120 days: Private lenders define default differently with most changing your status from ‘delinquency’ to ‘default’ after 120 days of non-payment. Once your loan is in default, the full amount becomes due immediately along with all accrued interest or penalties and fines. If you fail to make this full payment, the lender can begin garnishing your wages immediately after 120 days.

Because missed payment terms and penalties vary among lenders, it is important to read your loan agreement thoroughly to understand the delinquency and default consequences.

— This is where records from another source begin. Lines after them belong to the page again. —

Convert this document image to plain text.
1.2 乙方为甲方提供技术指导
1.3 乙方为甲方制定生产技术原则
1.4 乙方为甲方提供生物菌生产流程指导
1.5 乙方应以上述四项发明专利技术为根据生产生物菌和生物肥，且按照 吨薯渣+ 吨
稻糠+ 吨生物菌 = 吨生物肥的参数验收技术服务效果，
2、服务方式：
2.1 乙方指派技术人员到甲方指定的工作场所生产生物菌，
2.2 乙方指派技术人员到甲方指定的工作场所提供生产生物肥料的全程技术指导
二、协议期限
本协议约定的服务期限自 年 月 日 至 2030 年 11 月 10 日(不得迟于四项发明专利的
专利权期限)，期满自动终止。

What Happens When Delinquency Is Reported to Credit Bureaus

Once a delinquency is reported to the credit bureaus, it is recorded on your credit report. This could damage your credit score. On-time payments add points to your total score, while missed payments cause your score to drop.

A low credit score could:

  • make it harder for you to get approved for mortgages, vehicle loans or personal loans.
  • cause you to incur higher interest rates.
  • impact your employability as well as your ability to rent an apartment.

It can take time to repair bad or poor credit. So, it’s important to keep on top of payments and talk to your bank right away if you are having trouble those payments to find out what options you may have.

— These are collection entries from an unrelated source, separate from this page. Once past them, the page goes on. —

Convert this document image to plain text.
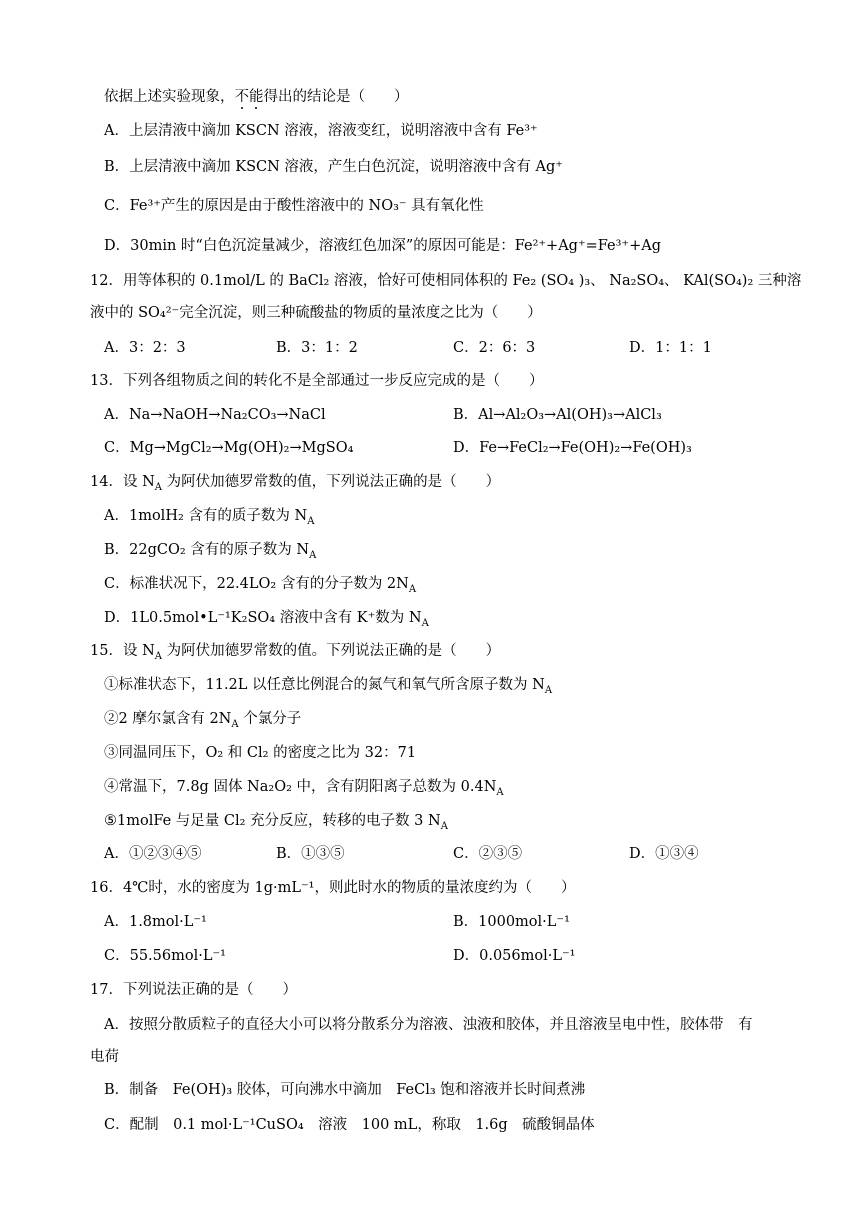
依据上述实验现象，不能得出的结论是（　　）
A．上层清液中滴加 KSCN 溶液，溶液变红，说明溶液中含有 Fe³⁺
B．上层清液中滴加 KSCN 溶液，产生白色沉淀，说明溶液中含有 Ag⁺
C．Fe³⁺产生的原因是由于酸性溶液中的 NO₃⁻ 具有氧化性
D．30min 时“白色沉淀量减少，溶液红色加深”的原因可能是：Fe²⁺+Ag⁺=Fe³⁺+Ag
12．用等体积的 0.1mol/L 的 BaCl₂ 溶液，恰好可使相同体积的 Fe₂ (SO₄ )₃、 Na₂SO₄、 KAl(SO₄)₂ 三种溶
液中的 SO₄²⁻完全沉淀，则三种硫酸盐的物质的量浓度之比为（　　）
A．3：2：3	B．3：1：2	C．2：6：3	D．1：1：1
13．下列各组物质之间的转化不是全部通过一步反应完成的是（　　）
A．Na→NaOH→Na₂CO₃→NaCl	B．Al→Al₂O₃→Al(OH)₃→AlCl₃
C．Mg→MgCl₂→Mg(OH)₂→MgSO₄	D．Fe→FeCl₂→Fe(OH)₂→Fe(OH)₃
14．设 $N_A$ 为阿伏加德罗常数的值，下列说法正确的是（　　）
A．1molH₂ 含有的质子数为 $N_A$
B．22gCO₂ 含有的原子数为 $N_A$
C．标准状况下，22.4LO₂ 含有的分子数为 $2N_A$
D．1L0.5mol•L⁻¹K₂SO₄ 溶液中含有 K⁺数为 $N_A$
15．设 $N_A$ 为阿伏加德罗常数的值。下列说法正确的是（　　）
①标准状态下，11.2L 以任意比例混合的氮气和氧气所含原子数为 $N_A$
②2 摩尔氯含有 $2N_A$ 个氯分子
③同温同压下，O₂ 和 Cl₂ 的密度之比为 32：71
④常温下，7.8g 固体 Na₂O₂ 中，含有阴阳离子总数为 $0.4N_A$
⑤1molFe 与足量 Cl₂ 充分反应，转移的电子数 3 $N_A$
A．①②③④⑤	B．①③⑤	C．②③⑤	D．①③④
16．4℃时，水的密度为 1g·mL⁻¹，则此时水的物质的量浓度约为（　　）
A．1.8mol·L⁻¹	B．1000mol·L⁻¹
C．55.56mol·L⁻¹	D．0.056mol·L⁻¹
17．下列说法正确的是（　　）
A．按照分散质粒子的直径大小可以将分散系分为溶液、浊液和胶体，并且溶液呈电中性，胶体带　有
电荷
B．制备　Fe(OH)₃ 胶体，可向沸水中滴加　FeCl₃ 饱和溶液并长时间煮沸
C．配制　0.1 mol·L⁻¹CuSO₄　溶液　100 mL，称取　1.6g　硫酸铜晶体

Difference Between Student Loan Delinquency and Student Loan Default

Federal student loans go into delinquency one day after non-payment. They then go from delinquency to default after 270 days from the missed payment due date.

Private student loans go into delinquency one day after non-payment. They then go from delinquency to default after about 120 days from the missed payment due date (this could vary among lenders).

The major difference between defaulting on federal and private students is the timeline. Other than that, the consequences are similar.

  • Once your loans go into default, the entire loan balance has to be repaid in full immediately along with late fees.
  • When your loans are still in delinquency, you may be able to apply for deferment and forbearance to avoid default. However, once your loans are in default, you won’t be able to change your repayment plan or apply for deferment or forbearance.
  • When a default it recorded on your credit report, it stays there for 7 years.

What To Do If Your Student Loan Is Delinquent

These two tips will help you tackle your student loan delinquency and keep you from falling further into debt.

  1. Call Your Lender. As soon as you miss a payment, call your federal loan servicer or private lender immediately and ask for help. If you can call your lender help even before you miss that payment, that’s even better. Explain your situation to them and tell them why you may be late in paying that amount. Lending agencies have been through this before and are in the best position to offer you solutions that will help you get out of or avoid student delinquency.
  2. Request a Forbearance. If you’ve fallen behind by several payments, requesting loan forbearance may be a good option. Forbearance allows you some time to get extra money together to begin paying down your debt. Call your lender first and explain the situation. They may be able to offer alternate options. It’s in the lenders’ best interest to help borrowers tide over their temporary financial obstacles.

Did You Miss the Due Date Because You Forgot?

Many borrowers actually enter delinquency simply because they lost track of due dates. If that is you, there are a couple of things you can do.

  1. Set up auto-pay. That way the amount debits from your bank account and transfers to the lender’s account on a set date every month.
  2. If auto-pay is not an option for whatever reason, set up recurring reminders on your digital or paper calendar.
  3. Consolidate your federal student loans. This combines multiple loans into one. That means keeping track of one payment amount and one due date.

Once you get back on track financially, try to keep it that way. Defaulting on student loans is one of the fastest ways to ruin your credit, which will make it even more difficult for you to get loans in the future.